Authors: Amina Makhlouf; Lilia Lazli; Bachir Bensaker
Addresses: LRI (Laboratory of Computer Research), Department of Computer Science, University of Badji Mokhtar, BP. 12, Annaba, Algeria ' LRI (Laboratory of Computer Research), Department of Computer Science, University of Badji Mokhtar, BP. 12, Annaba, Algeria ' Department of Electronics, University of Badji Mokhtar, BP. 12, Annaba, Algeria
Abstract: In this paper, we present an Audio-Visual Automatic Speech Recognition System that combines the acoustic and the visual data.
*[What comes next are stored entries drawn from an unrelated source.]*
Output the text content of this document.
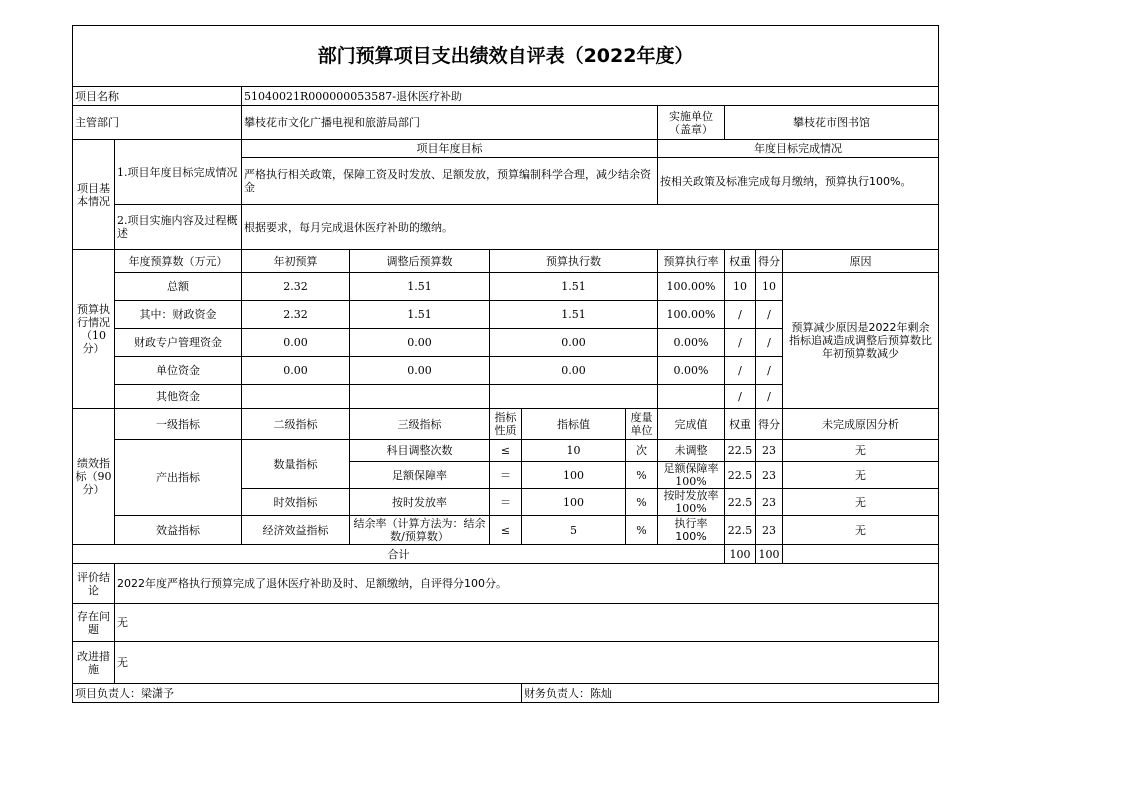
部门预算项目支出绩效自评表（2022年度）										
项目名称		51040021R000000053587-退休医疗补助								
主管部门		攀枝花市文化广播电视和旅游局部门					实施单位（盖章）	攀枝花市图书馆		
项目基本情况	1.项目年度目标完成情况	项目年度目标					年度目标完成情况			
		严格执行相关政策，保障工资及时发放、足额发放，预算编制科学合理，减少结余资金					按相关政策及标准完成每月缴纳，预算执行100%。			
	2.项目实施内容及过程概述	根据要求，每月完成退休医疗补助的缴纳。								
预算执行情况（10分）	年度预算数（万元）	年初预算	调整后预算数	预算执行数			预算执行率	权重	得分	原因
	总额	2.32	1.51	1.51			100.00%	10	10	预算减少原因是2022年剩余指标追减造成调整后预算数比年初预算数减少
	其中：财政资金	2.32	1.51	1.51			100.00%	/	/	
	财政专户管理资金	0.00	0.00	0.00			0.00%	/	/	
	单位资金	0.00	0.00	0.00			0.00%	/	/	
	其他资金							/	/	
绩效指标（90分）	一级指标	二级指标	三级指标	指标性质	指标值	度量单位	完成值	权重	得分	未完成原因分析
	产出指标	数量指标	科目调整次数	≤	10	次	未调整	22.5	23	无
			足额保障率	＝	100	%	足额保障率100%	22.5	23	无
		时效指标	按时发放率	＝	100	%	按时发放率100%	22.5	23	无
	效益指标	经济效益指标	结余率（计算方法为：结余数/预算数）	≤	5	%	执行率100%	22.5	23	无
合计								100	100	
评价结论	2022年度严格执行预算完成了退休医疗补助及时、足额缴纳，自评得分100分。									
存在问题	无									
改进措施	无									
项目负责人：梁潇予					财务负责人：陈灿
The proposed algorithm here, for modelling the multimodal data, is a Hidden Markov Model (HMM) hybridised with the Genetic Algorithm (GA) to determine its optimal structure. This algorithm is combined with the Baum-Welch algorithm, which allows an effective re-estimation of the probabilities of the HMM. Our experiments show the improvement in the performance of the most promising audio-visual system, based on the combination of GA/HMM model compared to the traditional HMM.
Keywords: automatic speech recognition; computer vision; HMM; hidden Markov models; GAs; genetic algorithms; hybrid models; signal processing; audio-visual fusion; AV fusion; Arabic; multimodal data modelling.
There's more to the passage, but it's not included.